IDEAS Insights Strengthening Energy Reliability | Page 7
Another added advantage of using micro-grids with battery storage is the ability of
such a system to be both scalable and adaptable for different geographical regions.
Countries situated along the Nile and Zambezi rivers are adapting micro-grids to
hydroelectric power. [13] These “micro-hydroelectric dams” don’t need to be a large as
conventional dams, reducing their potentially negative environmental and
sociopolitical impacts. Micro-grid technology enables access to electricity in remote
areas where connection to national grids is not possible.
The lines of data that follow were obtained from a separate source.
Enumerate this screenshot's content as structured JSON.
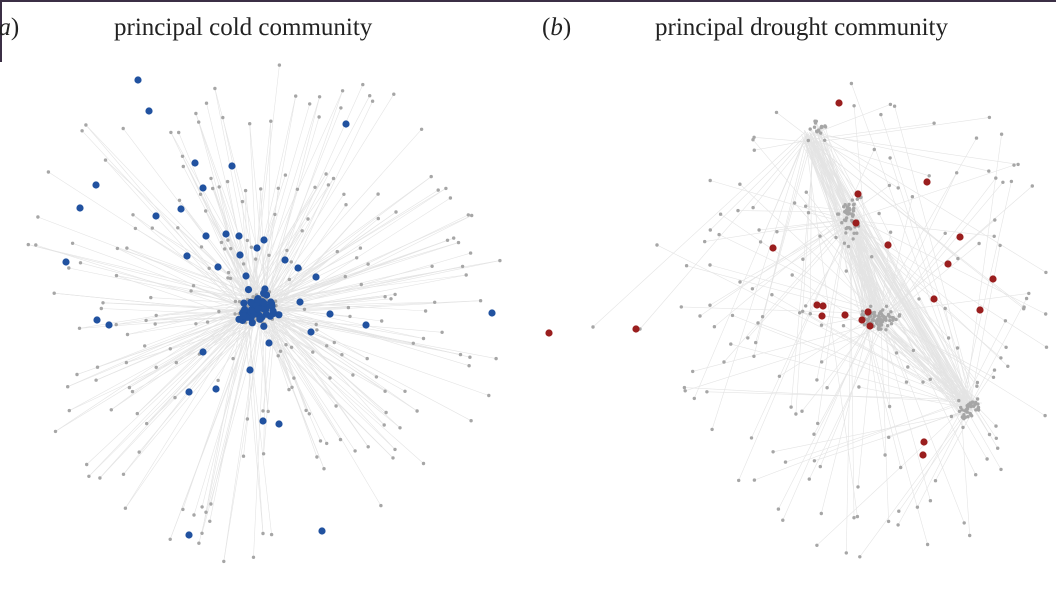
{
  "panels": [
    {
      "label": "(a)",
      "title": "principal cold community",
      "highlight_color": "#2152a0"
    },
    {
      "label": "(b)",
      "title": "principal drought community",
      "highlight_color": "#9a1e1e"
    }
  ],
  "colors": {
    "node": "#a6a6a6",
    "edge": "#e4e4e4",
    "border": "#3b2f45"
  }
}
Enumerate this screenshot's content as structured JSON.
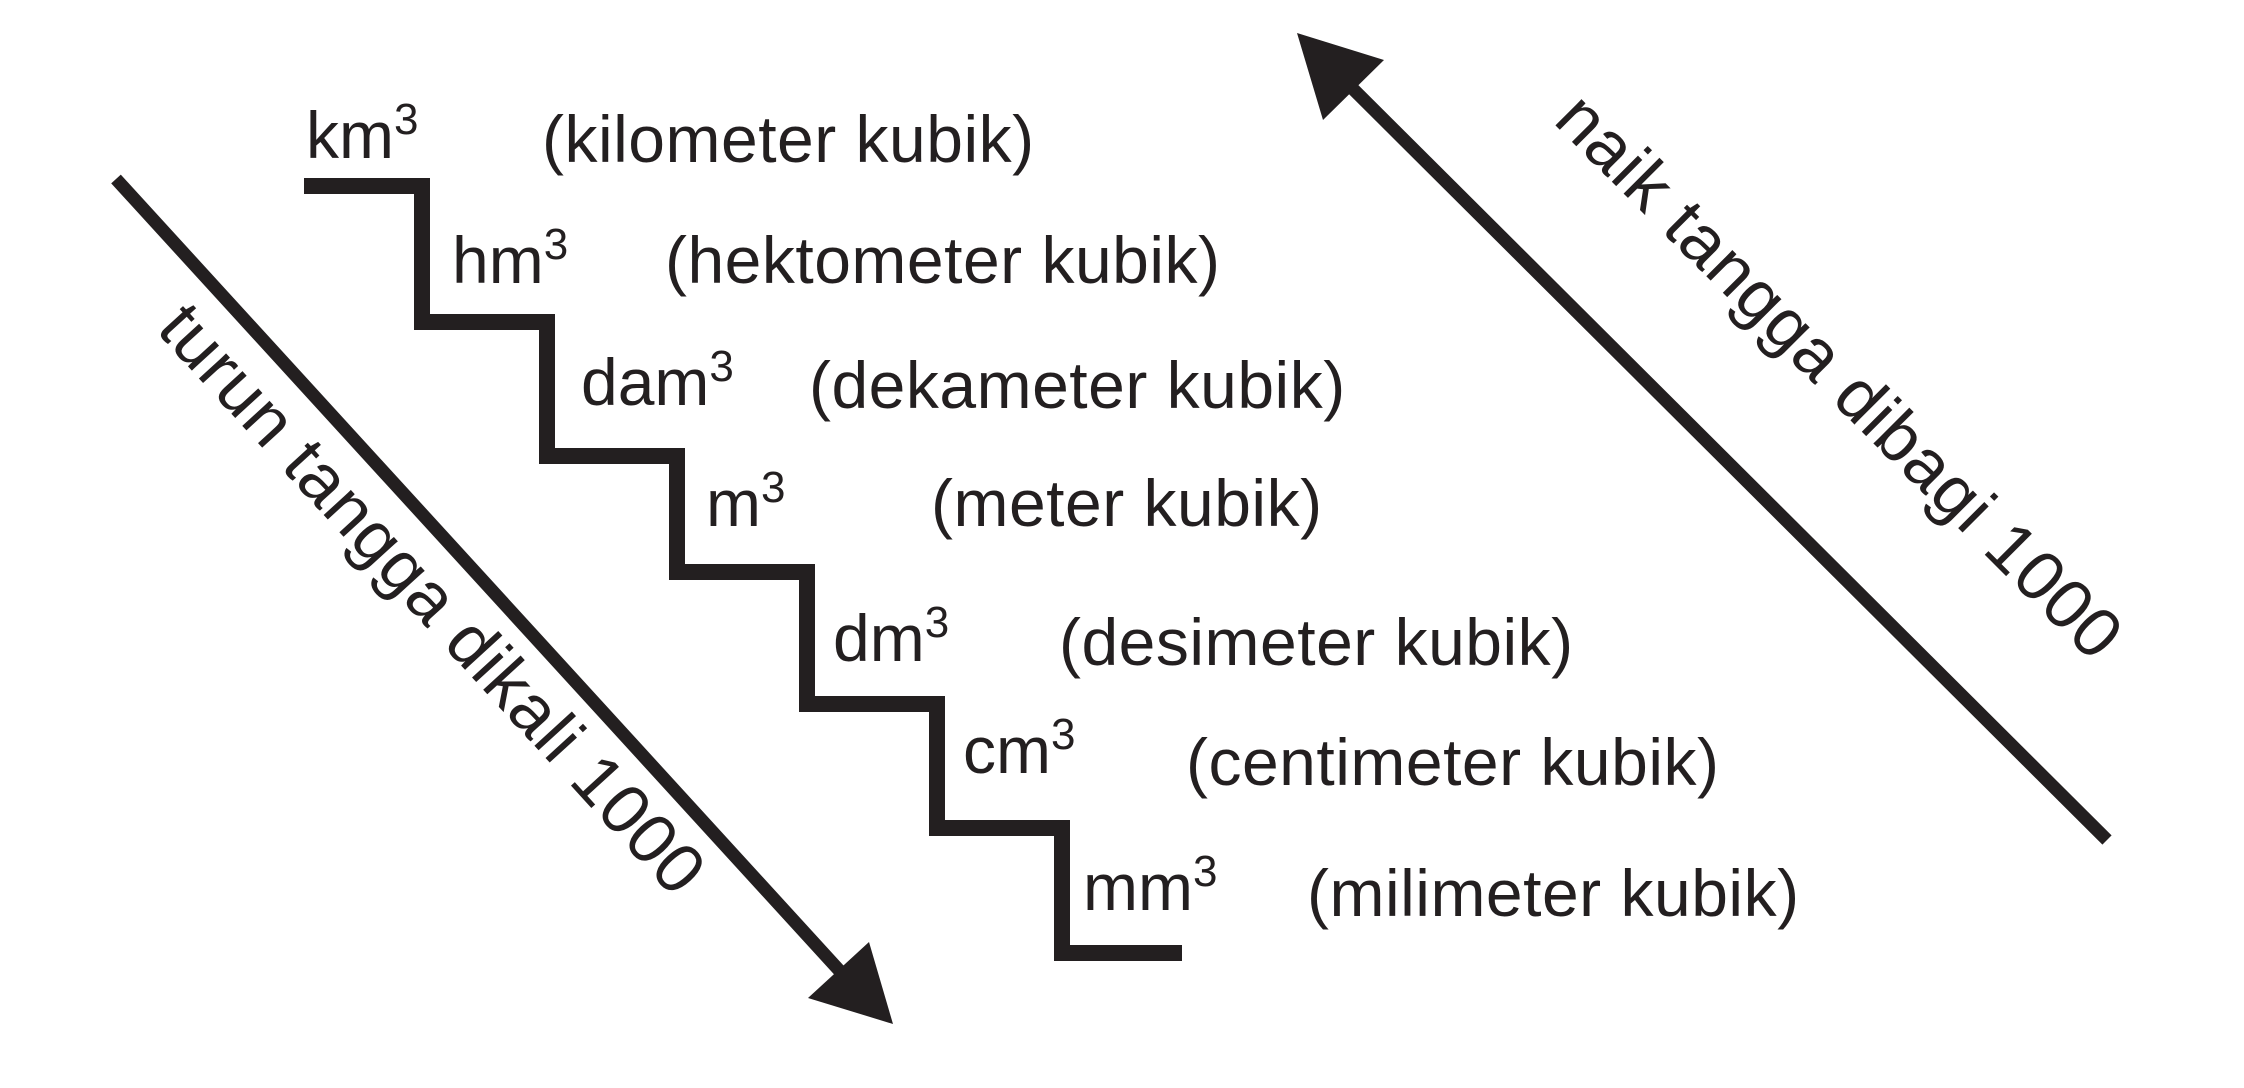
{
  "colors": {
    "ink": "#231f20",
    "background": "#ffffff"
  },
  "units": [
    {
      "symbol": "km",
      "exp": "3",
      "name": "(kilometer kubik)"
    },
    {
      "symbol": "hm",
      "exp": "3",
      "name": "(hektometer kubik)"
    },
    {
      "symbol": "dam",
      "exp": "3",
      "name": "(dekameter kubik)"
    },
    {
      "symbol": "m",
      "exp": "3",
      "name": "(meter kubik)"
    },
    {
      "symbol": "dm",
      "exp": "3",
      "name": "(desimeter kubik)"
    },
    {
      "symbol": "cm",
      "exp": "3",
      "name": "(centimeter kubik)"
    },
    {
      "symbol": "mm",
      "exp": "3",
      "name": "(milimeter kubik)"
    }
  ],
  "arrows": {
    "down_label": "turun tangga dikali 1000",
    "up_label": "naik tangga dibagi 1000"
  },
  "icons": {
    "down_arrow": "arrow-down-right-icon",
    "up_arrow": "arrow-up-left-icon"
  }
}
With developing countries rapidly urbanising, power demand is set to dramatically
increase in the coming decades. This, coupled with increasingly extreme weather
induced by climate change, presents a growing threat to electricity supply. We already
see this threat manifesting most prominently in Bangladesh, a nation whose average
affliction by cyclones is once every three years. [14] With 25% of its landmass annually
inundated by floods, [15] the exposure of Bangladesh to climate-based risk is only
forecasted to intensify as we see more frequent repeats of the 1978 floods, which
covered almost 70% of its landmass. [16] As Bangladesh stands to lose up to an
estimated 20% of its landmass from a one metre rise in sea levels, [17] the technologies
discussed could help soften the worst consequences of such future flooding. Nations
regularly facing devastation by such natural disasters and hindered by poor
infrastructure disproportionately tend to be developing countries, for whom energy
reliability presents a fundamental challenge. However, with the recent boom in battery
and micro-grid technology, and further advancements and investment predicted, the
solution may lie closer to what we find in our smartphones than in power stations.